Virginia Tech defensive coordinator Bud Foster announced his plan to retire at the conclusion of this season, and he really hasn’t spent much time thinking about it since that early August announcement.
He’ll be reminded of his pending retirement today when the Virginia Tech Athletics Department honors him before the Hokies take on Wake Forest. Kickoff is set for 3:30 p.m. Not to spoil any surprises, the administration has remained silent about exactly what special events are planned to honor Hokie mainstay.
Foster, however, views Saturday as just another game day.
“I haven’t thought about it a whole lot,” he said at a Tuesday news conference when asked about his retirement. “They asked me to say a couple of things, and it kind of hit. Saying some things to a camera that I guess might be put in public, who knows? This game is about the players.”
Foster came to Tech with then-head coach Frank Beamer in 1987 after first playing for Beamer at Murray State and then joining his coaching staff. This season marks his 33rd as an assistant coach at Tech, including the past 23 as the Hokies’ defensive coordinator.
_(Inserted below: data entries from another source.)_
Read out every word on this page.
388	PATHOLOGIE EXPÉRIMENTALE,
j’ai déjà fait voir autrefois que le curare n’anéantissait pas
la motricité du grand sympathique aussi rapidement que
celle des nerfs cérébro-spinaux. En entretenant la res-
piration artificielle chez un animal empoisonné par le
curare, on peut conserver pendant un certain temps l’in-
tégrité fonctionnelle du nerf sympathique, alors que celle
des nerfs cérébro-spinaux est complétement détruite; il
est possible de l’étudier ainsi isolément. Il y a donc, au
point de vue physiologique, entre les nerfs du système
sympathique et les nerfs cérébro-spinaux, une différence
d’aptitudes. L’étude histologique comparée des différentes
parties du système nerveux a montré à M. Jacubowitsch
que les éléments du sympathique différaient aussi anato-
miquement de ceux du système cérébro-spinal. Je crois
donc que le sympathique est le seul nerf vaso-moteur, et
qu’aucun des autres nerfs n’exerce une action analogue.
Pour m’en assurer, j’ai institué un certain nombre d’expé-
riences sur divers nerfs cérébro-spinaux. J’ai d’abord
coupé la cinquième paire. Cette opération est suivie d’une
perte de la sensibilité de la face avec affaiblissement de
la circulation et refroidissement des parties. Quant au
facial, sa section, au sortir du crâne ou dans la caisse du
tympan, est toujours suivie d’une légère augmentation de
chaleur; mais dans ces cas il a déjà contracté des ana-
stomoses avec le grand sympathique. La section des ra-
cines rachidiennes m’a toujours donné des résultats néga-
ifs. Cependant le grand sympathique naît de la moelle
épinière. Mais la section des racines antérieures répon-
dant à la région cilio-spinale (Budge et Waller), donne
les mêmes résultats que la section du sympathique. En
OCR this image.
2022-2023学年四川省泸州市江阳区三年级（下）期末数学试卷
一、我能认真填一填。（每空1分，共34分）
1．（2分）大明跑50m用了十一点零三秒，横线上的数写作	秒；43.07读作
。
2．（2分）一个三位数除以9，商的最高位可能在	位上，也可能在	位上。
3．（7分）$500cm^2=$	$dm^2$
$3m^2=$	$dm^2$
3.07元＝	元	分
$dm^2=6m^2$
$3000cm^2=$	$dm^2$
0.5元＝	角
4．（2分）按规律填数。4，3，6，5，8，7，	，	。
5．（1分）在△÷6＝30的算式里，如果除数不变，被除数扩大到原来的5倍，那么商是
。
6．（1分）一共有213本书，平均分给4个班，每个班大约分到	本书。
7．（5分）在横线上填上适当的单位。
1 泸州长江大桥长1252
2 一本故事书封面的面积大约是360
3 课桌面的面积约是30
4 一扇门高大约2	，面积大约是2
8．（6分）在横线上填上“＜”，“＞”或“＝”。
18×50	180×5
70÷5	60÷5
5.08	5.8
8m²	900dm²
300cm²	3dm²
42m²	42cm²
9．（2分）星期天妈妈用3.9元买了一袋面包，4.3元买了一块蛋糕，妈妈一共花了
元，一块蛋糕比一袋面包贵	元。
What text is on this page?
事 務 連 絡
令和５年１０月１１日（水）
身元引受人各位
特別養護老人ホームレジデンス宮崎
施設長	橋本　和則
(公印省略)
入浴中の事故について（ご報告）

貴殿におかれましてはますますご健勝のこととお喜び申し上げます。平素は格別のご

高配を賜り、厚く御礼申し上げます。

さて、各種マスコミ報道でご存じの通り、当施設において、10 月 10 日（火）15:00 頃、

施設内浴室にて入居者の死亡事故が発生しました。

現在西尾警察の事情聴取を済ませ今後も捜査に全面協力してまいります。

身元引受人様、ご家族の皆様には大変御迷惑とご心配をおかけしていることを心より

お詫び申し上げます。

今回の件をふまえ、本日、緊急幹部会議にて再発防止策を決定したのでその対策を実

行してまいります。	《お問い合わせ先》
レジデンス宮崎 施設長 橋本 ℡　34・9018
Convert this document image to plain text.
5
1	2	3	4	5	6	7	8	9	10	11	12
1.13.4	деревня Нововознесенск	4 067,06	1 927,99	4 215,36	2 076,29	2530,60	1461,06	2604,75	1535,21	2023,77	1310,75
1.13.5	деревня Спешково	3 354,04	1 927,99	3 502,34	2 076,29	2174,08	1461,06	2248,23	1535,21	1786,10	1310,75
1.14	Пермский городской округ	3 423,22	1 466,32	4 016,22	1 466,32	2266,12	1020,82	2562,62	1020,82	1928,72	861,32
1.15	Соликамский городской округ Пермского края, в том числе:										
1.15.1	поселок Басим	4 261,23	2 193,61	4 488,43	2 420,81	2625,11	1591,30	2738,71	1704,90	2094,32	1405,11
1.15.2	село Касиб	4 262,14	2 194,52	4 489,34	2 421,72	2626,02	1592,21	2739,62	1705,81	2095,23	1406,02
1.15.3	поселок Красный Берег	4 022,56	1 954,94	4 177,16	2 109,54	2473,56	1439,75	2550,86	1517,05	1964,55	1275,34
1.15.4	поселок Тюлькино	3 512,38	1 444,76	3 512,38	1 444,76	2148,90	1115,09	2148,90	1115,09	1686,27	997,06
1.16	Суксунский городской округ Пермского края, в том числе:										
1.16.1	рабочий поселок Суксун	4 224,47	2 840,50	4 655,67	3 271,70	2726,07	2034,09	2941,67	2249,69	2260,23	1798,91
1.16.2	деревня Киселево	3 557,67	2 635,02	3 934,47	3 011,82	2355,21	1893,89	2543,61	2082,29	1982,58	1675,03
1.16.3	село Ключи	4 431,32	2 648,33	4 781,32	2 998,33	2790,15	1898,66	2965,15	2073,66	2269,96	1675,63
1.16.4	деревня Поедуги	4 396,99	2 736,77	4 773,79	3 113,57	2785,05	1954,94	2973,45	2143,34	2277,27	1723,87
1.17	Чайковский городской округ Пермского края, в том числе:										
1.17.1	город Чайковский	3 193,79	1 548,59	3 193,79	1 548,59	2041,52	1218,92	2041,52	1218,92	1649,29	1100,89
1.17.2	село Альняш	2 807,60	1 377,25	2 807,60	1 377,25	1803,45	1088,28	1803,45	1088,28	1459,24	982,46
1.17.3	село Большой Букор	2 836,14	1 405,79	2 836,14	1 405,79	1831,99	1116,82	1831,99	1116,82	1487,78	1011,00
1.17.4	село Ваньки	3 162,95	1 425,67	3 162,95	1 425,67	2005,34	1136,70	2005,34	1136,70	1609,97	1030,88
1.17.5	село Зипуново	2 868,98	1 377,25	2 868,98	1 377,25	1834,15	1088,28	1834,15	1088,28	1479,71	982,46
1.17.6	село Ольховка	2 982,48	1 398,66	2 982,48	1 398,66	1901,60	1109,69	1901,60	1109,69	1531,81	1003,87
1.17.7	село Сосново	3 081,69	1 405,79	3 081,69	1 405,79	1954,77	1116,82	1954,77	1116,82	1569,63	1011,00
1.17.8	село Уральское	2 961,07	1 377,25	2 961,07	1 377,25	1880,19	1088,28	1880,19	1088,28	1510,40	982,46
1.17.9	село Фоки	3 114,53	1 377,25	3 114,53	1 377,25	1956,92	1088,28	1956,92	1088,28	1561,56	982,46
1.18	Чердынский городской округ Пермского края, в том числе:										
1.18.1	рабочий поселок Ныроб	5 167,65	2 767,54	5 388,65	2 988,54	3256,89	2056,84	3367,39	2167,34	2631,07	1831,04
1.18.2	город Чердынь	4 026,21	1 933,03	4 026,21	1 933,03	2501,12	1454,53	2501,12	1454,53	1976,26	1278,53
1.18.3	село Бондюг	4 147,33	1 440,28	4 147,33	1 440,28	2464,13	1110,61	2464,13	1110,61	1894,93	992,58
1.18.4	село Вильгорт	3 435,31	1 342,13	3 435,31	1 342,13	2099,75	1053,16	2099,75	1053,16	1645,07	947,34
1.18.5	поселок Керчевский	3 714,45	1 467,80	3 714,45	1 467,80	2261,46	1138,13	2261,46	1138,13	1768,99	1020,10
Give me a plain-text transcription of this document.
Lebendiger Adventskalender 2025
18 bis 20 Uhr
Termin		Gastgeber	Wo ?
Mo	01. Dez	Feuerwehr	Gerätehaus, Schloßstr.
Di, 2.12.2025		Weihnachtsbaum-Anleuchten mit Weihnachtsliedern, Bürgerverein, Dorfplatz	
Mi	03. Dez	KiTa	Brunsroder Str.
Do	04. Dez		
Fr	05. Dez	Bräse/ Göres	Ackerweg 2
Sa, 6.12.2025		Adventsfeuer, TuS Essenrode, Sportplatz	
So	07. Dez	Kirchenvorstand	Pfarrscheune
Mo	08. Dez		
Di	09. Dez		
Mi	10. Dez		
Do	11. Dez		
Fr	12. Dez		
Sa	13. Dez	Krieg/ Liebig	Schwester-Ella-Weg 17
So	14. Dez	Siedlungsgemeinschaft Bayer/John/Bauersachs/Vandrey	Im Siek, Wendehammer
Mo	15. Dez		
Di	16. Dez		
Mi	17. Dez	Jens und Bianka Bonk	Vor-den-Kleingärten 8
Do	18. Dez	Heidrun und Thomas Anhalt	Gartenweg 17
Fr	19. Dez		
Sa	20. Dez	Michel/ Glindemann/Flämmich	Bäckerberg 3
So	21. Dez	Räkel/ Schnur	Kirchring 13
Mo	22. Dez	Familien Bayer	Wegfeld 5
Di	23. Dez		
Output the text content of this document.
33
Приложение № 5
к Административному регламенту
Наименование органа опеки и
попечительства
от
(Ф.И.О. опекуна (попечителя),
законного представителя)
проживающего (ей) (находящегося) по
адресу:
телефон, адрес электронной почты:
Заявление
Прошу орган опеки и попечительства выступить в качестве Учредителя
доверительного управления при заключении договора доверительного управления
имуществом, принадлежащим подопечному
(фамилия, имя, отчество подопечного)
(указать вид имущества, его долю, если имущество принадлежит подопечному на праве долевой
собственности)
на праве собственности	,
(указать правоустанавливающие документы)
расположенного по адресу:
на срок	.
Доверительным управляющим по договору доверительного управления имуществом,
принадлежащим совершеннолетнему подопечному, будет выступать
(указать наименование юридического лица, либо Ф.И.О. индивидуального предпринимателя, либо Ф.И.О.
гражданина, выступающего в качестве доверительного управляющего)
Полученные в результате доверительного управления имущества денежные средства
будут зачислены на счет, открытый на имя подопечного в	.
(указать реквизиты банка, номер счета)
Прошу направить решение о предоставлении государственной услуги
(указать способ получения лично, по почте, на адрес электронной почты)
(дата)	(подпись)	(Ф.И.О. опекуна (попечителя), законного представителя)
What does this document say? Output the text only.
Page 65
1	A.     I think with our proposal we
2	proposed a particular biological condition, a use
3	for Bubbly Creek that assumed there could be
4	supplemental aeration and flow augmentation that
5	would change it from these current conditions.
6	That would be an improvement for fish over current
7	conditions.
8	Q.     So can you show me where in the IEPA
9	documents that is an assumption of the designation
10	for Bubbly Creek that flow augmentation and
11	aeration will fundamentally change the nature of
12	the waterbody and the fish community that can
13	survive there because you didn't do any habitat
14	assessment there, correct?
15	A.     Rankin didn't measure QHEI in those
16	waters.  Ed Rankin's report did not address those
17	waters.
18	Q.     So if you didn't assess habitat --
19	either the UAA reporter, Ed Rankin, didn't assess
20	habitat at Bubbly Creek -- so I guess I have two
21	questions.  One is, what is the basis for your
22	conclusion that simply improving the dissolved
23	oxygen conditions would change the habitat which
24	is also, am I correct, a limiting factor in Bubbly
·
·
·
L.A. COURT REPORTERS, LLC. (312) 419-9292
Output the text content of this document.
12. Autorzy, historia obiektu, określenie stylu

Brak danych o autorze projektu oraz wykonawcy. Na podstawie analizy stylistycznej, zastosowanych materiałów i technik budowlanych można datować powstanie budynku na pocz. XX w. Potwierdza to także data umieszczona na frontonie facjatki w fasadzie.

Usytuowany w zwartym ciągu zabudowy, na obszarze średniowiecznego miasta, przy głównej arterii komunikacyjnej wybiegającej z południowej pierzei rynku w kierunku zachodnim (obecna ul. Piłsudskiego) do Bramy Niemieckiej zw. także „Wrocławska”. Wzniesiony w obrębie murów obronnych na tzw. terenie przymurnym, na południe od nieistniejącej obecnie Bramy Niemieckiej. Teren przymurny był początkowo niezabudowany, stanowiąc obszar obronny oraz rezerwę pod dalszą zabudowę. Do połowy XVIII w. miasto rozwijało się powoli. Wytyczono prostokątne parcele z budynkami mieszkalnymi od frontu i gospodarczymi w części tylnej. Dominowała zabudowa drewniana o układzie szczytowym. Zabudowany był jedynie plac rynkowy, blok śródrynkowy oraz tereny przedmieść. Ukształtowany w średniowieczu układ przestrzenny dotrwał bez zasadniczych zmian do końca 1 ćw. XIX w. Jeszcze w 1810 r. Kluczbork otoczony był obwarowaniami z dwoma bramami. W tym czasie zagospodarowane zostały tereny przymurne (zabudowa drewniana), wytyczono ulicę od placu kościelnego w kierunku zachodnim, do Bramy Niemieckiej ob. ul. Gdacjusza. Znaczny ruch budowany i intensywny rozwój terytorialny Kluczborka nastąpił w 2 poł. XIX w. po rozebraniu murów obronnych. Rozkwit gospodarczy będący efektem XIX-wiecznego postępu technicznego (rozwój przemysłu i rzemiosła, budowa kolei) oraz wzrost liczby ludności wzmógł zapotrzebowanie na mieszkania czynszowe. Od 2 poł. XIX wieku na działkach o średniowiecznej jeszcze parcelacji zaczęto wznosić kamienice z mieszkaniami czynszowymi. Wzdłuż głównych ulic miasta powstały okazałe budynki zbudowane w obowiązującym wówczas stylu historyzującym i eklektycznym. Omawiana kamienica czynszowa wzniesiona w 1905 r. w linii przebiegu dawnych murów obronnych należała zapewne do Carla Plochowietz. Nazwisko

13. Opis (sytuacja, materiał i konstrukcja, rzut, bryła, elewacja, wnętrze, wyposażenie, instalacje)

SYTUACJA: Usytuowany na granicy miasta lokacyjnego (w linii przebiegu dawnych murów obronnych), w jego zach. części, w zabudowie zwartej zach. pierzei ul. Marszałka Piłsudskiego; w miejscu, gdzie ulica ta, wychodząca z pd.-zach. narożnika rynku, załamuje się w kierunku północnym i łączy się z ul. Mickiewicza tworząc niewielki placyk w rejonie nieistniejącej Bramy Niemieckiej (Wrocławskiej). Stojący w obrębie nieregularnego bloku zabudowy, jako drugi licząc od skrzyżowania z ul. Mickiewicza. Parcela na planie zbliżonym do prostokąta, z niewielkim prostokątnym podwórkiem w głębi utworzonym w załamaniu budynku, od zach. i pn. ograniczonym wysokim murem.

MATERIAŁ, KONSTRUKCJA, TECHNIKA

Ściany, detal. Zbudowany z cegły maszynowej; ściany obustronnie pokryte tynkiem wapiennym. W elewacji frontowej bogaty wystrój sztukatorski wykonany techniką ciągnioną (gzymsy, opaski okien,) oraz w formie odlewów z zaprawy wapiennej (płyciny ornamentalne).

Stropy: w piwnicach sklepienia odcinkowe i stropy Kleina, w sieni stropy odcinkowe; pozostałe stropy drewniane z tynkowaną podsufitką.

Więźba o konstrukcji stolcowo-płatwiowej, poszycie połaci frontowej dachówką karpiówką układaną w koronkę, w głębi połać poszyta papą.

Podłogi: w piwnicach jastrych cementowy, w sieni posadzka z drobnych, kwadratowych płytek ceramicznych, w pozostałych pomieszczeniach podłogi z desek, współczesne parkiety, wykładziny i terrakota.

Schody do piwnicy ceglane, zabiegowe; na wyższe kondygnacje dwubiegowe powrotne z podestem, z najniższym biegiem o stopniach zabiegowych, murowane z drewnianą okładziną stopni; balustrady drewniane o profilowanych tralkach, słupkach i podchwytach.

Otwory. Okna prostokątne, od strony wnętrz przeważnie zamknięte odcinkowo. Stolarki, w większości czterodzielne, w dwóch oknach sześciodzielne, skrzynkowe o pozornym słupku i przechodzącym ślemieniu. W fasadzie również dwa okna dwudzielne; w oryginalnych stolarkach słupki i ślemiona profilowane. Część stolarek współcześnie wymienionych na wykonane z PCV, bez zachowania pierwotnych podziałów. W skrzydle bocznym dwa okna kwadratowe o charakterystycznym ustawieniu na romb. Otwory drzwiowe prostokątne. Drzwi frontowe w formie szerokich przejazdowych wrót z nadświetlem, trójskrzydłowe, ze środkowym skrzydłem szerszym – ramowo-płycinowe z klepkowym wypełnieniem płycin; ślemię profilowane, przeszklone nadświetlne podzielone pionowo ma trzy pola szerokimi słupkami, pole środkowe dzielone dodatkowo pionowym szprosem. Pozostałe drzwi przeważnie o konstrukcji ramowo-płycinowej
Foster’s defenses have finished in the top 10 in total defense a whopping 11 times during his tenure as the coordinator. Twenty-one of his players have earned All-America honors. Since 1996, 45 of his players have been drafted by the NFL. Eleven of those went in the first or second rounds. He won the Broyles Award as the best assistant in college football in 2006 and was a finalist on numerous other occasions.
“I’ve been very fortunate and blessed to be at one place as long as I’ve been,” Foster said. “In this profession, you wear a lot of different hats. I’m seen as a coach, but I’d like to think former players and current players see me as more than that. Hopefully, I’ve helped them grow and develop on the field, but most importantly off the field.
“The game has never been about me – it’s been about the players,” Foster said at the news conference. “I’ve been a facilitator, a helper and a mentor to help these guys achieve success. That’s what I’m most proud of. That and the relationships it has created. I want this game to recognize the longevity and consistency we’ve played with around here and the culture we’ve built. I have not taken one snap. I’ve played a lot of snaps emotionally with these players, every one defensively, but I’ve never played one physically.
“This thing Saturday is a celebration of me, but it’s a celebration of every player I’ve coached,” Foster concluded.”